We converted, and now we’re obsessed.

Back when e-readers came out, I worked at Chapters. I thought the Kobo was a cool concept but, like many people, I love buying, holding, having books. It had been suggested that I buy an e-reader, but I’d always declined. In my mind, nothing can beat a real book, in my hand, and then on my bookshelf to be perused and re-read in the future.

When we moved to Phnom Penh, this became something of a problem. I couldn’t take books with me to Phnom Penh, but I felt silly buying books there because I couldn’t take them with me when I left either. I had lots of time to relax, so I did buy a handful of books, but the selection was terribly limited. In one case, I actually bought a book that I knew was sitting unread in my parents’ garage.

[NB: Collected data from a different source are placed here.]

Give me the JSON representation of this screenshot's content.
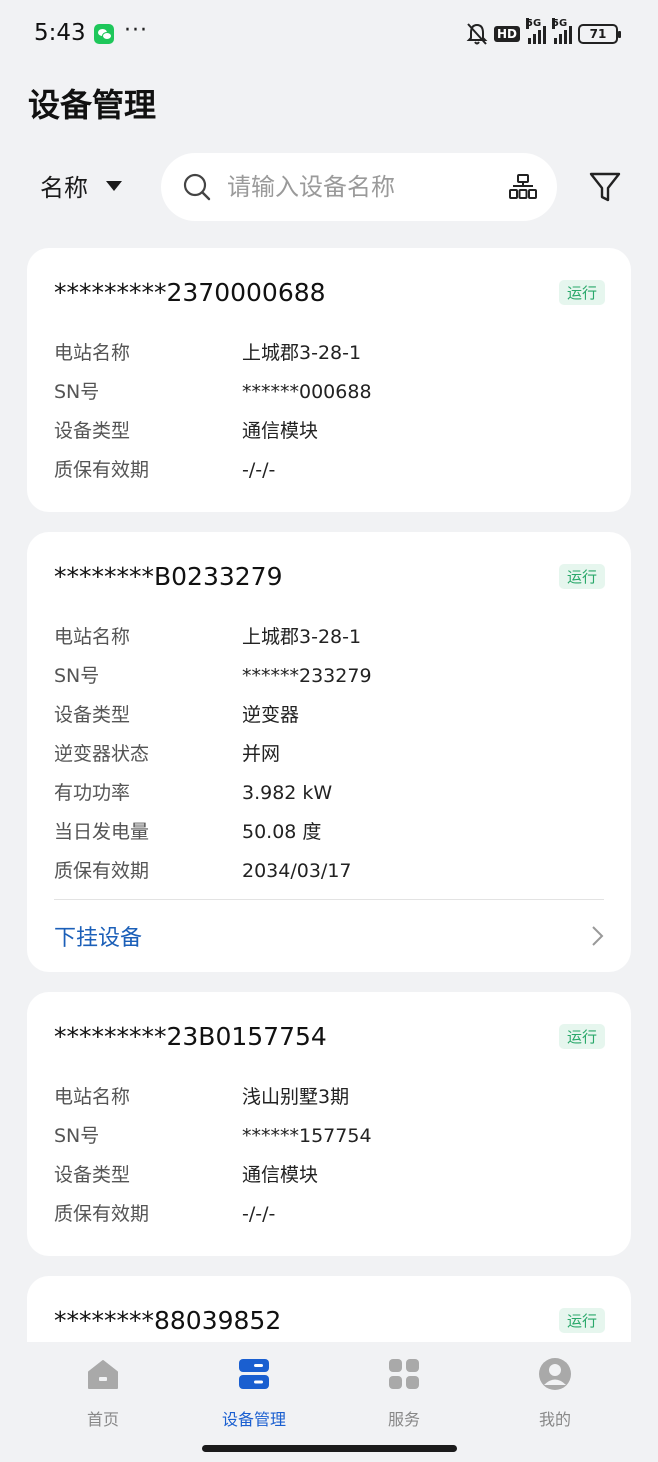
{
  "status_bar": {
    "time": "5:43",
    "dots": "···",
    "battery": "71",
    "net": "5G"
  },
  "page_title": "设备管理",
  "filter": {
    "field_label": "名称",
    "search_placeholder": "请输入设备名称"
  },
  "devices": [
    {
      "title": "*********2370000688",
      "status": "运行",
      "fields": [
        {
          "k": "电站名称",
          "v": "上城郡3-28-1"
        },
        {
          "k": "SN号",
          "v": "******000688"
        },
        {
          "k": "设备类型",
          "v": "通信模块"
        },
        {
          "k": "质保有效期",
          "v": "-/-/-"
        }
      ]
    },
    {
      "title": "********B0233279",
      "status": "运行",
      "fields": [
        {
          "k": "电站名称",
          "v": "上城郡3-28-1"
        },
        {
          "k": "SN号",
          "v": "******233279"
        },
        {
          "k": "设备类型",
          "v": "逆变器"
        },
        {
          "k": "逆变器状态",
          "v": "并网"
        },
        {
          "k": "有功功率",
          "v": "3.982 kW"
        },
        {
          "k": "当日发电量",
          "v": "50.08 度"
        },
        {
          "k": "质保有效期",
          "v": "2034/03/17"
        }
      ],
      "sub_devices_label": "下挂设备"
    },
    {
      "title": "*********23B0157754",
      "status": "运行",
      "fields": [
        {
          "k": "电站名称",
          "v": "浅山别墅3期"
        },
        {
          "k": "SN号",
          "v": "******157754"
        },
        {
          "k": "设备类型",
          "v": "通信模块"
        },
        {
          "k": "质保有效期",
          "v": "-/-/-"
        }
      ]
    },
    {
      "title": "********88039852",
      "status": "运行",
      "fields": []
    }
  ],
  "tabs": [
    {
      "label": "首页",
      "icon": "home-icon",
      "active": false
    },
    {
      "label": "设备管理",
      "icon": "device-icon",
      "active": true
    },
    {
      "label": "服务",
      "icon": "service-icon",
      "active": false
    },
    {
      "label": "我的",
      "icon": "profile-icon",
      "active": false
    }
  ],
  "colors": {
    "accent": "#1a5fd0",
    "status_green": "#29a86a",
    "link": "#1b5fb8"
  }
}
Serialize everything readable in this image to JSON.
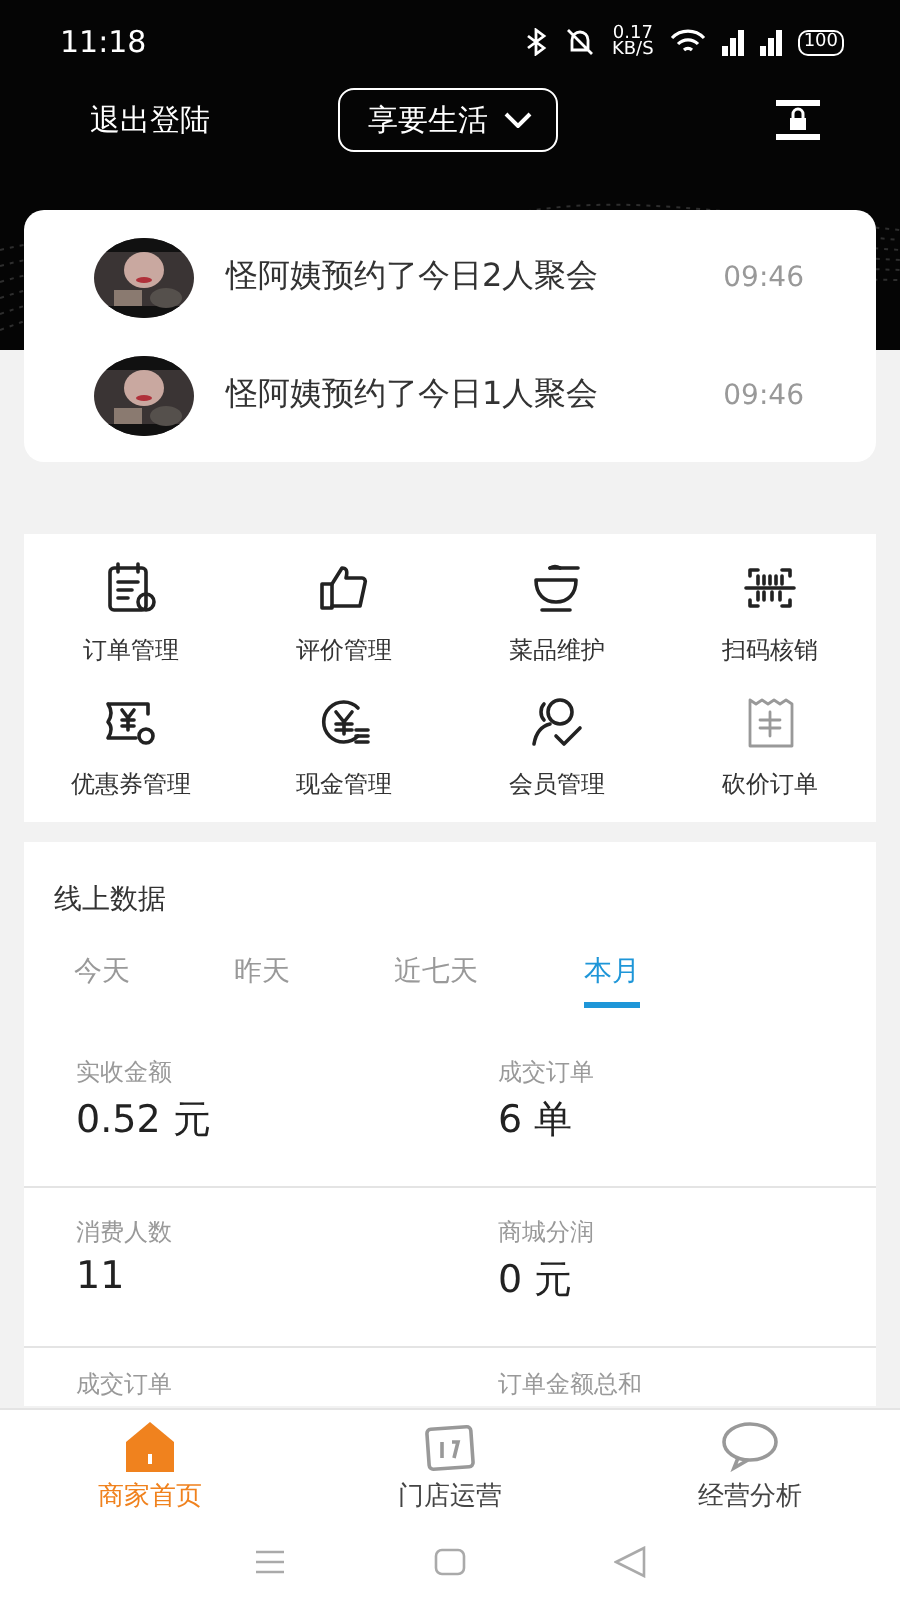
{
  "status_bar": {
    "time": "11:18",
    "speed": "0.17",
    "speed_unit": "KB/S",
    "battery": "100"
  },
  "header": {
    "logout": "退出登陆",
    "store_selector": "享要生活"
  },
  "notifications": [
    {
      "text": "怪阿姨预约了今日2人聚会",
      "time": "09:46"
    },
    {
      "text": "怪阿姨预约了今日1人聚会",
      "time": "09:46"
    }
  ],
  "functions": [
    {
      "kind": "order",
      "label": "订单管理"
    },
    {
      "kind": "review",
      "label": "评价管理"
    },
    {
      "kind": "dish",
      "label": "菜品维护"
    },
    {
      "kind": "scan",
      "label": "扫码核销"
    },
    {
      "kind": "coupon",
      "label": "优惠券管理"
    },
    {
      "kind": "cash",
      "label": "现金管理"
    },
    {
      "kind": "member",
      "label": "会员管理"
    },
    {
      "kind": "voucher",
      "label": "砍价订单"
    }
  ],
  "online_data": {
    "title": "线上数据",
    "tabs": [
      {
        "label": "今天",
        "selected": false
      },
      {
        "label": "昨天",
        "selected": false
      },
      {
        "label": "近七天",
        "selected": false
      },
      {
        "label": "本月",
        "selected": true
      }
    ],
    "stat_rows": [
      [
        {
          "label": "实收金额",
          "value": "0.52 元"
        },
        {
          "label": "成交订单",
          "value": "6 单"
        }
      ],
      [
        {
          "label": "消费人数",
          "value": "11"
        },
        {
          "label": "商城分润",
          "value": "0 元"
        }
      ],
      [
        {
          "label": "成交订单"
        },
        {
          "label": "订单金额总和"
        }
      ]
    ]
  },
  "bottom_tabs": [
    {
      "kind": "home",
      "label": "商家首页",
      "selected": true
    },
    {
      "kind": "calendar",
      "label": "门店运营",
      "selected": false
    },
    {
      "kind": "chat",
      "label": "经营分析",
      "selected": false
    }
  ]
}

And that’s when I realized: e-readers are perfect for travelling or living abroad.

When I came home at Christmas, I went out an splurged on a Kobo. I loaded it up with books, and was reading non-stop once I got to Portugal.

After a couple of weeks, Kevin picked it up, then asked to borrow it. Within a couple of hours he was hooked.

I hopped online and looked up e-readers in Portugal. The best option was to buy a Kindle from Amazon.com, and that’s just what I did, saying to Kevin “I’m ordering you a Kindle, but I’m keeping it for myself if it’s better than the Kobo”.

It is, and I did.

So now we have a set of e-readers and we rarely leave the house without them.

I’ve read 34 books so far this year. That’s probably more books that I’ve read in the past 3 years combined.

Kevin concurs, having read 30 so far.

We’ve always been big readers. As kids we were total library nerds, and we consume a hefty amount of internet reading, and readings for school. But actual books, fiction in particular? We haven’t read this many in years.

We never thought we’d say this, but we would never part with our e-readers.